This article is a quick show and tell covering what’s involved in a point release upgrade of NSX-T. In this case I am moving from 2.4.0 to 2.4.2 (used with vSphere) but the same principles can be applied for other versions (note some screens may differ for future versions).
The order that an upgrade is conducted is prescribed by the NSX Manager for the environment. The upgrade wizard only allows the right components to be upgraded at the right time.
The overall upgrade order is as follows:
- Upgrade coordinator
- Controller Nodes
- Management Plane
Obtaining the Upgrade Package
This can either be downloaded from the VMware download site manually or you can choose to point NSX Manager to a download URL directly. The NSX-T upgrade file is usually considerably large (several GB’s) so make sure you take that into account when selecting which method you are going to use. In my environment I am downloading this file onto my laptop and then uploading it to NSX Manager.
The hosts in my environment run vSphere. The host upgrade process can be service affecting as it requires each host to be placed into maintenance mode before packages can be pushed and applied. This means that running virtual machines need to be migrated onto other hosts and may mean that for a cluster of hosts to be upgraded VMs have to move several times. Depending on your workloads sensitivity to vMotion operations this may or may not be an issue.

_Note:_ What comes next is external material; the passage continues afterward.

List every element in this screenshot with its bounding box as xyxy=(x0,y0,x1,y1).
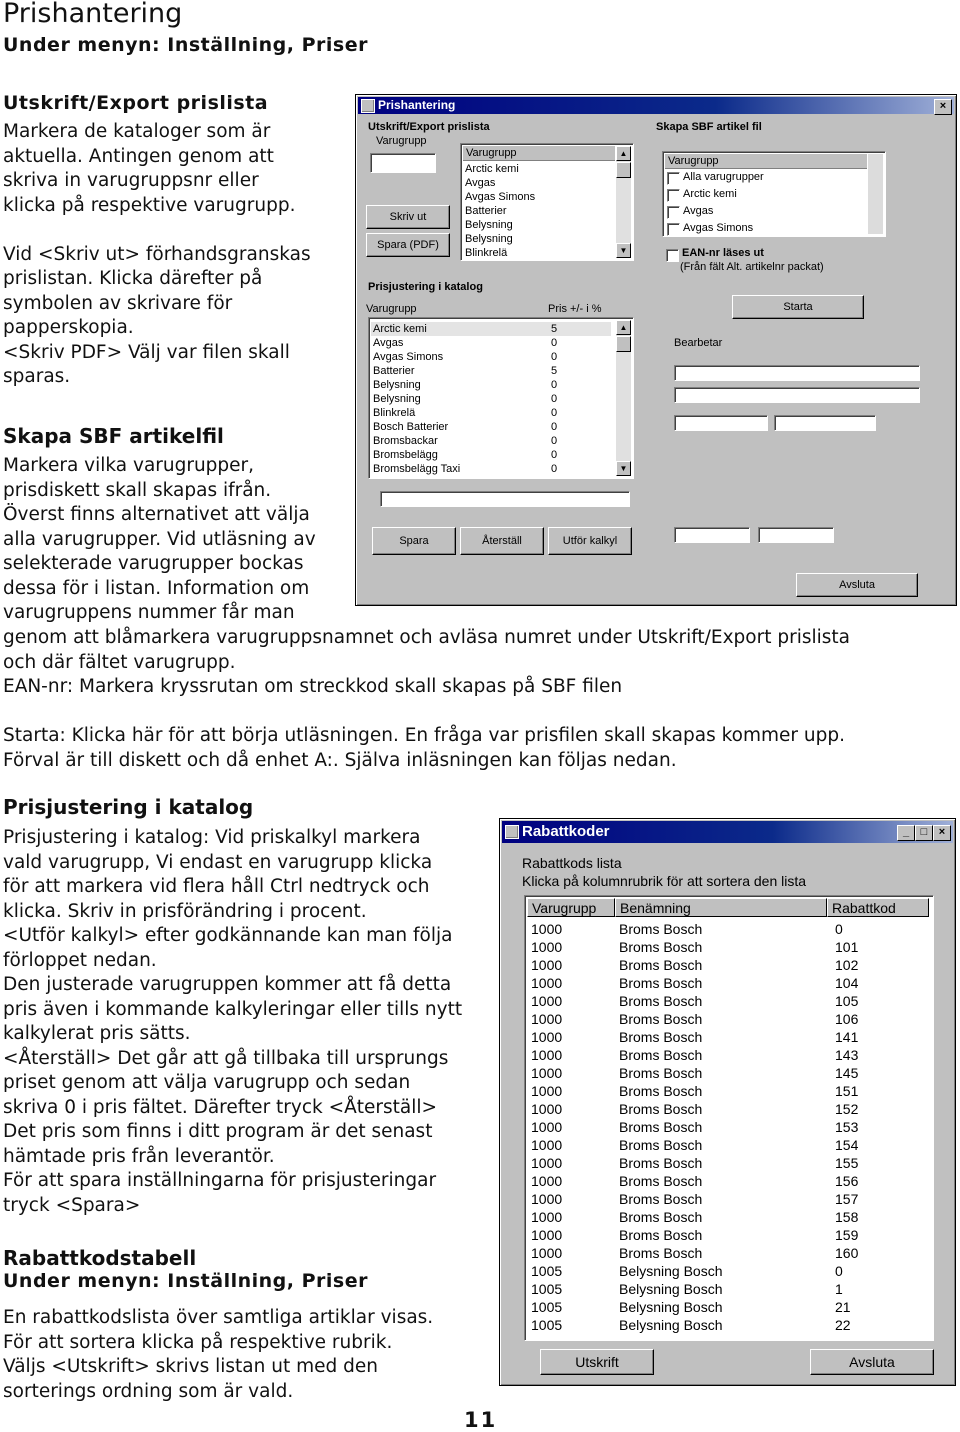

The upgrade leverages DRS and maintenance mode to trigger all necessary VM move operations so if DRS is not enabled or you have stand alone hosts then emptying your hosts is up to you.

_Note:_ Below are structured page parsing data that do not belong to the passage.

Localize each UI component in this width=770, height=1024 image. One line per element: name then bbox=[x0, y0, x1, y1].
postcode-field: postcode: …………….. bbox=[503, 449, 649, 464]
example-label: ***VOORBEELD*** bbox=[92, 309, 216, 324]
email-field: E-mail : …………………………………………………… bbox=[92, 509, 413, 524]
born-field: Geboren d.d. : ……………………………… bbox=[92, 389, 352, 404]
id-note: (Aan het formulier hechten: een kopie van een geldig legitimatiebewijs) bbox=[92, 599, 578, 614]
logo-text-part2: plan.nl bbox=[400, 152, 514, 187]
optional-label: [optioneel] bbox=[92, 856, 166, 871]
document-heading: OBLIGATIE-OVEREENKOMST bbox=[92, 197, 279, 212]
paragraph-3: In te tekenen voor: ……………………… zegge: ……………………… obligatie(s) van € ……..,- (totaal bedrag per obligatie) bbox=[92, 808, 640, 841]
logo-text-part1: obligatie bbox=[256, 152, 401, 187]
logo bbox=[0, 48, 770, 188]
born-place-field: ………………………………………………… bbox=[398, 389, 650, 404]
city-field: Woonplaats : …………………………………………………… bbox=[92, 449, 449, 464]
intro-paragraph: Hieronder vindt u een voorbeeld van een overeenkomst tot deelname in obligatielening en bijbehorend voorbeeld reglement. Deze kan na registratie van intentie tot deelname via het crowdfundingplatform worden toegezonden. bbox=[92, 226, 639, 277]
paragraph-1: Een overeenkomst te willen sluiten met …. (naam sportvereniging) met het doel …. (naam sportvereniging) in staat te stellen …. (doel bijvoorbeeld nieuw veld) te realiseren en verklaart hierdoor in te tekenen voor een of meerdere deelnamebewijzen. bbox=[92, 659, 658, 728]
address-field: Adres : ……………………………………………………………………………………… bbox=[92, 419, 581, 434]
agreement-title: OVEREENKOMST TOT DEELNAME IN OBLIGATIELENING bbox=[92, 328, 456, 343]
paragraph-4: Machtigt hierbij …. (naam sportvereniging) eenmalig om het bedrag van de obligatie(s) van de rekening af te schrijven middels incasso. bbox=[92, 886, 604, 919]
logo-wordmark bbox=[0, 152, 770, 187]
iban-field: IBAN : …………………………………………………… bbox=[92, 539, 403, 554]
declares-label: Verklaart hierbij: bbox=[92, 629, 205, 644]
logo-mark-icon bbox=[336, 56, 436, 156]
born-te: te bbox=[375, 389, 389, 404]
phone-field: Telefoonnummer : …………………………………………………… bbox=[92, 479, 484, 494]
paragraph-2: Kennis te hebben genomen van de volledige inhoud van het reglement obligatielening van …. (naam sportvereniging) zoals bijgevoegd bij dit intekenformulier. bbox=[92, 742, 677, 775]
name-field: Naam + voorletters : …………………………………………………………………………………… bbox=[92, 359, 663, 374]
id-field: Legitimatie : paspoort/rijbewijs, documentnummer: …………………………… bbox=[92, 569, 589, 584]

Host upgrades can either be done in serial (i.e. one host at a time) or in parallel (note that parallel has a max limit of 5 concurrent upgrades within a group and across groups).

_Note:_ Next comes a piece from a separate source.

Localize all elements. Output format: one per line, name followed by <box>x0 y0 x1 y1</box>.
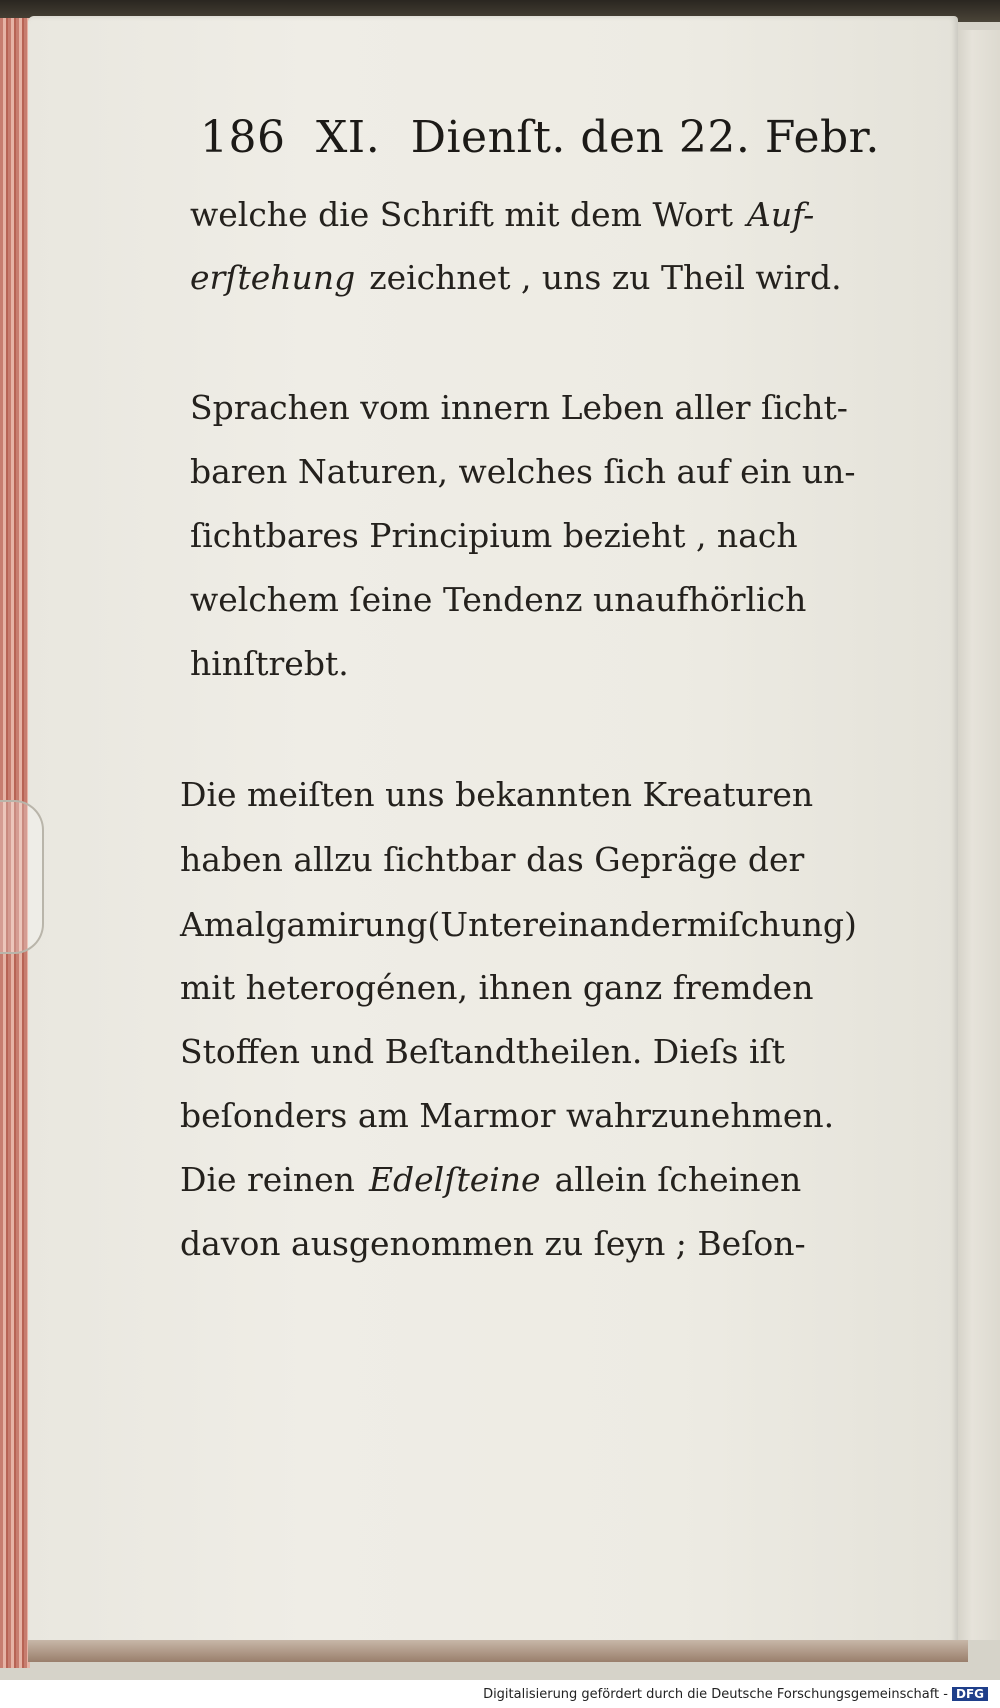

NSX Manager automatically places your hosts into upgrade groups that line up with the vSphere clusters they belong too. If you want to move your hosts around within a group to change the order they upgrade in then you can using the “Actions” menu when you have clicked into the group. You can also transfer hosts between groups as well in the same way.
In my environment I opted for a serial install due to resource restrictions preventing me from taking down multiples hosts at the same time whilst keeping my workloads running.
Once the host upgrades have completed you will need to run the post upgrade checks before you are allowed to move to the next part of the upgrade.
If all is well then the Post Check Status should be marked with a green tick.
The same ordering and grouping amendments can be applied for the edge upgrades, allowing you to fine tune how the upgrades are applied. Once you are happy then you just need to hit the “Start” button to proceed.
In this example I only have a single edge so it makes no difference whether I choose serial or parallel.
Once completed Post Checks need to be run to verify everything is all OK.
In this instance I have no controller nodes to upgrade as I am coming from NSX-T 2.4.0 where the controller node functionality now resides within the NSX Manager appliance(s).
There is however still a nice reminder to tell you that you can now delete any old controller nodes if you are coming from an older version.
The last part of the upgrade is for the management plane. My environment only has a single NSX Manager appliance so the management cluster contains only a single appliance.
Once this part of the upgrade is started you will lose connectivity to NSX Manager as the upgrade is applied and services are restarted.
Logging back into NSX Manager will show the status of all components that have been upgraded.
A log of all upgrades is kept in the history section to provide an audit trail.
That’s it. It’s not rocket science and the whole process went smoothly.